Parquet has a footer that is scanned once on from_file/1 / from_binary/1 to extract the schema and locate row groups. Row groups are then decoded lazily — each call to ExArrow.Stream.next/1 reads and decodes the next row group on demand without touching the rest of the file.

from_file/1    footer scan only  (schema cached, reader open)
ExArrow.Stream.next/1    decode row-group 0
ExArrow.Stream.next/1    decode row-group 1

ExArrow.Stream.next/1    nil  (end of file)

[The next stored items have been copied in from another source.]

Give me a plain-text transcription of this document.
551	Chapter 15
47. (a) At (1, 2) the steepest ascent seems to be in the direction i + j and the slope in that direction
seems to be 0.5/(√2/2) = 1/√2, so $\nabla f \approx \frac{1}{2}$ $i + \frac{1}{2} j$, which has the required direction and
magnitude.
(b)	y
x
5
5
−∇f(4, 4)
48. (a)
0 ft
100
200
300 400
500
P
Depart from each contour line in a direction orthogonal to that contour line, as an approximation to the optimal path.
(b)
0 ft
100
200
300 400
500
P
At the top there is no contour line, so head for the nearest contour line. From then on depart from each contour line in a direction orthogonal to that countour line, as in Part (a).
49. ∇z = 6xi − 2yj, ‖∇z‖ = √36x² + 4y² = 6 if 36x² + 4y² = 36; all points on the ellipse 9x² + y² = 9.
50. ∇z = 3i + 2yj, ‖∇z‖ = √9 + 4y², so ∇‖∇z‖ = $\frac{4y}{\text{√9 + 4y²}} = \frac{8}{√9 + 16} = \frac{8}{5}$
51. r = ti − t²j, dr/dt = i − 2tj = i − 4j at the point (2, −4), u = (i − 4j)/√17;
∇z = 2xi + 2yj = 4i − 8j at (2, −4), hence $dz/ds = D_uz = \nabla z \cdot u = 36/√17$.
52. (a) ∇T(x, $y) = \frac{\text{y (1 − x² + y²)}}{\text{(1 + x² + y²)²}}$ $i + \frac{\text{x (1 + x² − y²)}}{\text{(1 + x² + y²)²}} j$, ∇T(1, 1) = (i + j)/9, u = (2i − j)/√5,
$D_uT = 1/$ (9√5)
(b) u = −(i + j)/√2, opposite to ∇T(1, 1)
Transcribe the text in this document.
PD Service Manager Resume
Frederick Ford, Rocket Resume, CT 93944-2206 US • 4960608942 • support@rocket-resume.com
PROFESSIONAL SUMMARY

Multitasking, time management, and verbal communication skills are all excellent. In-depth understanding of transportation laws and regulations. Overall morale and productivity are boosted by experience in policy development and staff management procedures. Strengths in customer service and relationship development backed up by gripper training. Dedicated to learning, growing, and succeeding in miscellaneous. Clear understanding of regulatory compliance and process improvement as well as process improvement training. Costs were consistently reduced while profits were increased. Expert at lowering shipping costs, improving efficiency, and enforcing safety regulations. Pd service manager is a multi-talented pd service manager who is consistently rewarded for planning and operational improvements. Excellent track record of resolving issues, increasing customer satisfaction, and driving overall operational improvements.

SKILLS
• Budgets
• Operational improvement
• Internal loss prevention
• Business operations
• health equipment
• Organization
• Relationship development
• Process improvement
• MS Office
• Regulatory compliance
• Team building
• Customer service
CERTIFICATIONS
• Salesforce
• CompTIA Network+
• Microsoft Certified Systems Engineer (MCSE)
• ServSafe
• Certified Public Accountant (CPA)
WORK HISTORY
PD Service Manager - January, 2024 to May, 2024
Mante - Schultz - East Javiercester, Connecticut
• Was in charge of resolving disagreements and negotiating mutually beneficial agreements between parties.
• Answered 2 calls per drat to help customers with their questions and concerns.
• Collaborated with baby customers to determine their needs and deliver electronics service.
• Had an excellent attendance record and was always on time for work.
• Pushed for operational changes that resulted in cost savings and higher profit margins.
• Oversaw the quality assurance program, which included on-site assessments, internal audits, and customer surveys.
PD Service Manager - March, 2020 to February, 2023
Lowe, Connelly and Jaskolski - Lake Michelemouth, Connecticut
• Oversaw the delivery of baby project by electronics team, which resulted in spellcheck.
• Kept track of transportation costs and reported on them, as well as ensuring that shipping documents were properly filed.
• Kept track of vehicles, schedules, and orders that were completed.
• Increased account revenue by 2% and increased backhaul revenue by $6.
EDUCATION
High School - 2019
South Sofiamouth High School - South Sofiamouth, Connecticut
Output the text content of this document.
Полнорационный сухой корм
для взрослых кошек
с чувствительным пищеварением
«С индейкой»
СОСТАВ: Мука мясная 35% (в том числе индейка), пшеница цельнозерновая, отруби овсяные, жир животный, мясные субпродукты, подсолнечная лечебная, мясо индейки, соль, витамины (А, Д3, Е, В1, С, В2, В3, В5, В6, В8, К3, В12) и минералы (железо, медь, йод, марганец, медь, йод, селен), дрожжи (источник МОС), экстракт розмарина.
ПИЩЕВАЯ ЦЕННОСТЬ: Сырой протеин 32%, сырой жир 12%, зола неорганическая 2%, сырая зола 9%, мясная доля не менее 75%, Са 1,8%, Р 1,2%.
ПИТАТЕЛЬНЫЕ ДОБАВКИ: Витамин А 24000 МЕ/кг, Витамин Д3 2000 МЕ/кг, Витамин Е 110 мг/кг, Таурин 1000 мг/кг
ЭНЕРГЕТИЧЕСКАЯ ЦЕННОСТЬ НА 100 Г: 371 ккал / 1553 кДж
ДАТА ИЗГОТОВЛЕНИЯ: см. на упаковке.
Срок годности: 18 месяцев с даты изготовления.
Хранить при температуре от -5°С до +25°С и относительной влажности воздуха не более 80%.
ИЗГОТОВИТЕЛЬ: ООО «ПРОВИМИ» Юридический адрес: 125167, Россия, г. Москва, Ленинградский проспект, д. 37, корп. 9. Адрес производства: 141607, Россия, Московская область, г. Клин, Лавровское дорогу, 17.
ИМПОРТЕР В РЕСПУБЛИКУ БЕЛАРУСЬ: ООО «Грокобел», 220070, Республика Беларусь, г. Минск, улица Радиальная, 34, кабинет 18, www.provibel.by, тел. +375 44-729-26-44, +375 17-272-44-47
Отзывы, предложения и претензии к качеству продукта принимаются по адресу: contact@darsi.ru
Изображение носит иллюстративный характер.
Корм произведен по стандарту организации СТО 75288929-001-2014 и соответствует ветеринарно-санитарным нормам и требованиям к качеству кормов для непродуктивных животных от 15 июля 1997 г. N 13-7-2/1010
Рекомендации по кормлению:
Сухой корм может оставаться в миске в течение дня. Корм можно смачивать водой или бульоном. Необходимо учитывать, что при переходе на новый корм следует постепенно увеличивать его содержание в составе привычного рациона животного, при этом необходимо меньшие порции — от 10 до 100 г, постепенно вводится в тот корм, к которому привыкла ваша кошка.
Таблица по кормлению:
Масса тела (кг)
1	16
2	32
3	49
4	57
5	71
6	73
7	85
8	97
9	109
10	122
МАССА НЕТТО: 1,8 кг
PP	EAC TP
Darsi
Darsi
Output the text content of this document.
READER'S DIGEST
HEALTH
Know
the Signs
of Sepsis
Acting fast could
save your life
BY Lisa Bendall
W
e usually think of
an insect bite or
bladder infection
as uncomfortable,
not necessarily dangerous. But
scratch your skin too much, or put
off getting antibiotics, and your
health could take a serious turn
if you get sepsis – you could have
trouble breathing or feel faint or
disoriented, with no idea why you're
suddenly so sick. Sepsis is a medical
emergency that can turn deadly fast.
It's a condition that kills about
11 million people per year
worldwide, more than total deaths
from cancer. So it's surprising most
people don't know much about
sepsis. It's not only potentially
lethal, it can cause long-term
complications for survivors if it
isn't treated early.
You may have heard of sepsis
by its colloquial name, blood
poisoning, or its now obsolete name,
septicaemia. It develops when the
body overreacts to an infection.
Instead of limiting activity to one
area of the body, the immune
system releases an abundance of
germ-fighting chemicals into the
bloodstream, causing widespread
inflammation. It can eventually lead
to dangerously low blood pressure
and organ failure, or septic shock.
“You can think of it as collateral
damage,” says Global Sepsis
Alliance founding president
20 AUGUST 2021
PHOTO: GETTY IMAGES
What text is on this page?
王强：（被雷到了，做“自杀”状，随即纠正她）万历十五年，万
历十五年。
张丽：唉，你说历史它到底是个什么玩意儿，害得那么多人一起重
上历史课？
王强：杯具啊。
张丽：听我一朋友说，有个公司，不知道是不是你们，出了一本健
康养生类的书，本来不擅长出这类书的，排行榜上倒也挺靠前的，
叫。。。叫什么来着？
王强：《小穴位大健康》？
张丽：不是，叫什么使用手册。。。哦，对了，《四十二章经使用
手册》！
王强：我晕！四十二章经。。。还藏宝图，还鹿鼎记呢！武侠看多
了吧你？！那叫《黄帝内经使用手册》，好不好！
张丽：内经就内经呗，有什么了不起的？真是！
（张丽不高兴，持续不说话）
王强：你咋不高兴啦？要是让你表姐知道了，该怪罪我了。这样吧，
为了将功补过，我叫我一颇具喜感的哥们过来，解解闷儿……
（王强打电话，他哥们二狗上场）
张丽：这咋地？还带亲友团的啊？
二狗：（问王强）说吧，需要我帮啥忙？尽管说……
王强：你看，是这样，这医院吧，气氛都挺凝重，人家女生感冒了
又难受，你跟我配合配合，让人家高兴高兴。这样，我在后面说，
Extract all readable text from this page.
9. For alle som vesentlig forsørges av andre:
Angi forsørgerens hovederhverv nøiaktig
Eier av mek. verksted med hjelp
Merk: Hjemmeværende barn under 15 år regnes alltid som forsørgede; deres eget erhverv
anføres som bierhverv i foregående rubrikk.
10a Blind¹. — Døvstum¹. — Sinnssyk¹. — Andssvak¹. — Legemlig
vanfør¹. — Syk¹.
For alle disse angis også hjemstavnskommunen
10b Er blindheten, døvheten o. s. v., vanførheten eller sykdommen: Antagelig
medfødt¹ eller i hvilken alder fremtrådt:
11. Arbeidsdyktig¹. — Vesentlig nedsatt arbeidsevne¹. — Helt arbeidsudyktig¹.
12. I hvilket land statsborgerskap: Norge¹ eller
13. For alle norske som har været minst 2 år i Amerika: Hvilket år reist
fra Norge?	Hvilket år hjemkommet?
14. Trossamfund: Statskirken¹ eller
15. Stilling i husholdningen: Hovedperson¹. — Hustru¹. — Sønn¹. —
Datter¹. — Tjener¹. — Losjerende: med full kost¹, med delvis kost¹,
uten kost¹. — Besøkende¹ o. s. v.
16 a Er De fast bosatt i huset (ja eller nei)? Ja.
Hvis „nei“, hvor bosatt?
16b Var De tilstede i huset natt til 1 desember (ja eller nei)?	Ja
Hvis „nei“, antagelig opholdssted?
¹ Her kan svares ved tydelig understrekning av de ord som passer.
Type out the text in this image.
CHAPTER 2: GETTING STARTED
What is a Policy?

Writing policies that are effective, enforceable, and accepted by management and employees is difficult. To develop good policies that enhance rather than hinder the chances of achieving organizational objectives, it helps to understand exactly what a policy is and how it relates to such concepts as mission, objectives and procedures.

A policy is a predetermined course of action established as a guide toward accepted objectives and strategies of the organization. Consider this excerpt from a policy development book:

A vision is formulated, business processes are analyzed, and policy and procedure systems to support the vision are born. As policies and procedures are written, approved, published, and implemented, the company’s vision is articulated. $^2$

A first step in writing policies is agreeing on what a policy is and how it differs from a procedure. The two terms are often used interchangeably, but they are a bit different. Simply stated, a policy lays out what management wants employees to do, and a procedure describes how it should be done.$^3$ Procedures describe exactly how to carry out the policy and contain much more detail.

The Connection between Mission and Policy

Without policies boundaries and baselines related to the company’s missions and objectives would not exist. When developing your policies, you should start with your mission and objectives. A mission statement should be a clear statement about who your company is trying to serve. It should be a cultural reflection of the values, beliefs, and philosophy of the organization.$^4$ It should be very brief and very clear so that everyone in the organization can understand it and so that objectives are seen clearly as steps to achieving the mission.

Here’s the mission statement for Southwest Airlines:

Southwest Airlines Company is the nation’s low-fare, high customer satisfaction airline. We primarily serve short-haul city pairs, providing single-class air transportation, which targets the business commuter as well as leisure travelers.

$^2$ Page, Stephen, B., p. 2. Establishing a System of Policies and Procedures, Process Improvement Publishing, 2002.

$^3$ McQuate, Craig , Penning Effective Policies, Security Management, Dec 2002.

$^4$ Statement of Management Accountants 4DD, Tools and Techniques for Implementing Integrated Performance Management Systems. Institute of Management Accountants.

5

Peak memory stays proportional to the largest single row group rather than the full file. If you only need the first N batches you can stop calling ExArrow.Stream.next/1 and the remaining row groups are never decoded.

For file-backed streams (from_file/1) the underlying OS file handle is kept open until the stream resource is garbage-collected; for binary-backed streams (from_binary/1) the bytes are held in native memory and released at the same time.

Implementation note: each ExArrow.Stream.next/1 call runs the native parquet_stream_next step on a dirty CPU NIF scheduler so row-group decode (and any file read inside that step) does not block normal BEAM scheduler threads.


Comparison with IPC

Arrow IPC (stream)Parquet
Random accessNoParquet footer only
CompressionNo (raw)Yes (Snappy, ZSTD, …)
InteropArrow ecosystemUniversal (Python, Spark, …)
Read APIExArrow.IPC.ReaderExArrow.Parquet.Reader
Write APIExArrow.IPC.WriterExArrow.Parquet.Writer
Stream type:ipc:parquet
Stream interfaceidenticalidentical

Use IPC for high-throughput in-process pipelines and Flight transport. Use Parquet for on-disk storage, long-term archival, and interop with Python/R/Spark.